No que diz respeita à missão da própria FCT, como é sabido, ela mesma se diz servir para promover “o avanço do conhecimento científico e tecnológico em Portugal”, nomeadamente através “da atribuição, em concursos com avaliação por pares, de bolsas e contratos a investigadores, financiamento a projetos de investigação e desenvolvimento”, a fim de fomentar-se “a participação da comunidade científica nacional em projetos internacionais”, estimulando “a transferência de conhecimento”...

Ora aquela página (“Livro negro da avaliação científica em Portugal”, disponível em http://www.lnavaliacao.pt/), pretende agora documentar a “perversão e adulteração do sistema de avaliação científica em Portugal levada a cabo nos últimos quatro anos (...), tendo por base um conjunto dos principais comunicados, cartas, artigos de opinião e crónicas, assim como outros textos publicados na imprensa ou na internet em 2014 e 2015”, abrindo o respectivo texto de apresentação com as seguintes constatações:
  
– “Esse processo de adulteração (...) significou desde logo a ruptura com o amplo compromisso social e político para apoiar o desenvolvimento científico e tecnológico em Portugal conseguido nas últimas décadas. Desde meados de 2011, (...) a formulação das respectivas políticas públicas foi, pela primeira vez na nossa democracia, drasticamente alterada, (...), sobretudo com base em processos de ‘avaliação’ avulsos e tendo incluído a aplicação de métodos e práticas de avaliação que não só não merecem o reconhecimento e a aceitação da comunidade científica nacional e internacional, como foram executadas de forma discricionária e prosseguindo objectivos de benefício duvidoso para o sistema científico nacional.

  
“ (...) É hoje conhecido que nos concursos de bolsas foram também feitos atropelos às boas práticas, tendo sido identificados procedimentos condenáveis, de pouca transparência e tendo-se inclusive verificado situações de intervenção da direcção da FCT nos resultados técnicos das avaliações. As classificações atribuídas pelos painéis foram posteriormente alteradas, levando a tomadas de posição dos próprios Conselhos Científicos da FCT. No concurso para programas doutorais verificaram-se casos ainda mais estranhos.
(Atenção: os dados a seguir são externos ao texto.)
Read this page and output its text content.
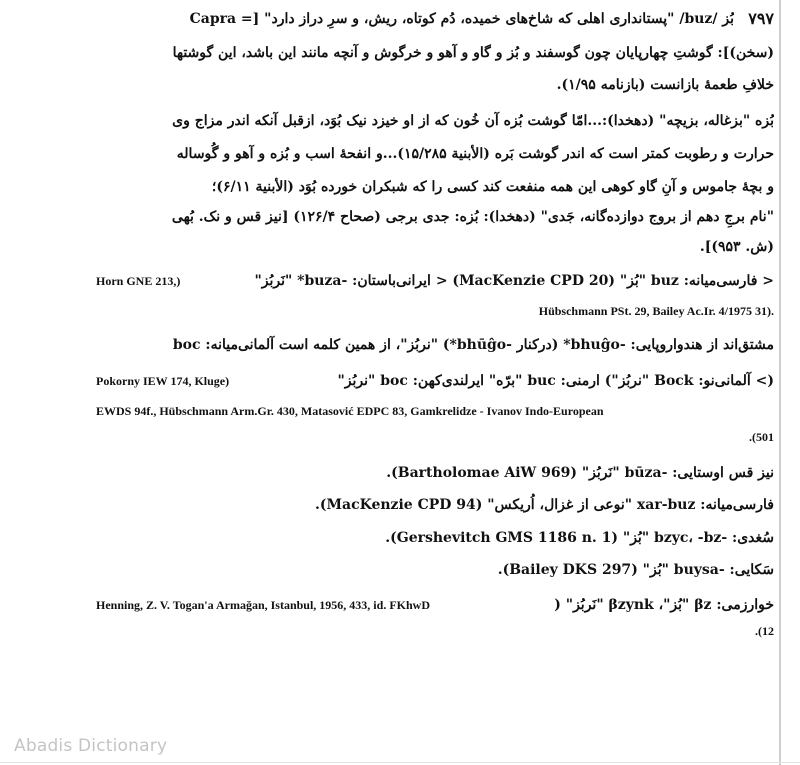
۷۹۷
بُز /buz/ "پستانداری اهلی که شاخ‌های خمیده، دُم کوتاه، ریش، و سرِ دراز دارد" [= Capra
(سخن)]: گوشتِ چهارپایان چون گوسفند و بُز و گاو و آهو و خرگوش و آنچه مانند این باشد، این گوشتها
خلافِ طعمهٔ بازانست (بازنامه ۱/۹۵).
بُزه "بزغاله، بزیچه" (دهخدا):...امّا گوشت بُزه آن خُون که از او خیزد نیک بُوَد، ازقبل آنکه اندر مزاج وی
حرارت و رطوبت کمتر است که اندر گوشت بَره (الأبنیة ۱۵/۲۸۵)...و انفحهٔ اسب و بُزه و آهو و گُوساله
و بچهٔ جاموس و آنِ گاو کوهی این همه منفعت کند کسی را که شبکران خورده بُوَد (الأبنیة ۶/۱۱)؛
"نام برجِ دهم از بروج دوازده‌گانه، جَدی" (دهخدا): بُزه: جدی برجی (صحاح ۱۲۶/۴) [نیز قس و نک. بُهی
(ش. ۹۵۳)].
Horn GNE 213,)	< فارسی‌میانه: buz "بُز" (MacKenzie CPD 20) < ایرانی‌باستان: -buza* "نَربُز"
Hübschmann PSt. 29, Bailey Ac.Ir. 4/1975 31).
مشتق‌اند از هندواروپایی: -bhuĝo* (درکنار -bhūĝo*) "نربُز"، از همین کلمه است آلمانی‌میانه: boc
Pokorny IEW 174, Kluge)	(> آلمانی‌نو: Bock "نربُز") ارمنی: buc "برّه" ایرلندی‌کهن: boc "نربُز"
EWDS 94f., Hübschmann Arm.Gr. 430, Matasović EDPC 83, Gamkrelidze - Ivanov Indo-European
.(501
نیز قس اوستایی: -būza "نَربُز" (Bartholomae AiW 969).
فارسی‌میانه: xar-buz "نوعی از غزال، اُریکس" (MacKenzie CPD 94).
سُغدی: -bzyc، -bz "بُز" (Gershevitch GMS 1186 n. 1).
سَکایی: -buysa "بُز" (Bailey DKS 297).
Henning, Z. V. Togan'a Armağan, Istanbul, 1956, 433, id. FKhwD	خوارزمی: βz "بُز"، βzynk "نَربُز" (
.(12
Abadis Dictionary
Primeiro, avaliaram-se cientificamente as propostas e só depois foi analisada a sua elegibilidade, levando a que propostas com as mais altas classificações científicas e com recomendação dos painéis para que fossem financiadas, viessem a ser excluídas por serem consideradas inelegíveis após avaliadas”...

 – E de facto naquele livro é feito um balanço altamente reprovador das recentes actuações da FCT, a par de um significativo inventário (aliás, até à data, nem sequer exaustivo...) das relações, contactos e (des)acordos entre a FCT e diferentes investigadores portugueses, em múltiplas áreas do Conhecimento, da Ciência e do Saber.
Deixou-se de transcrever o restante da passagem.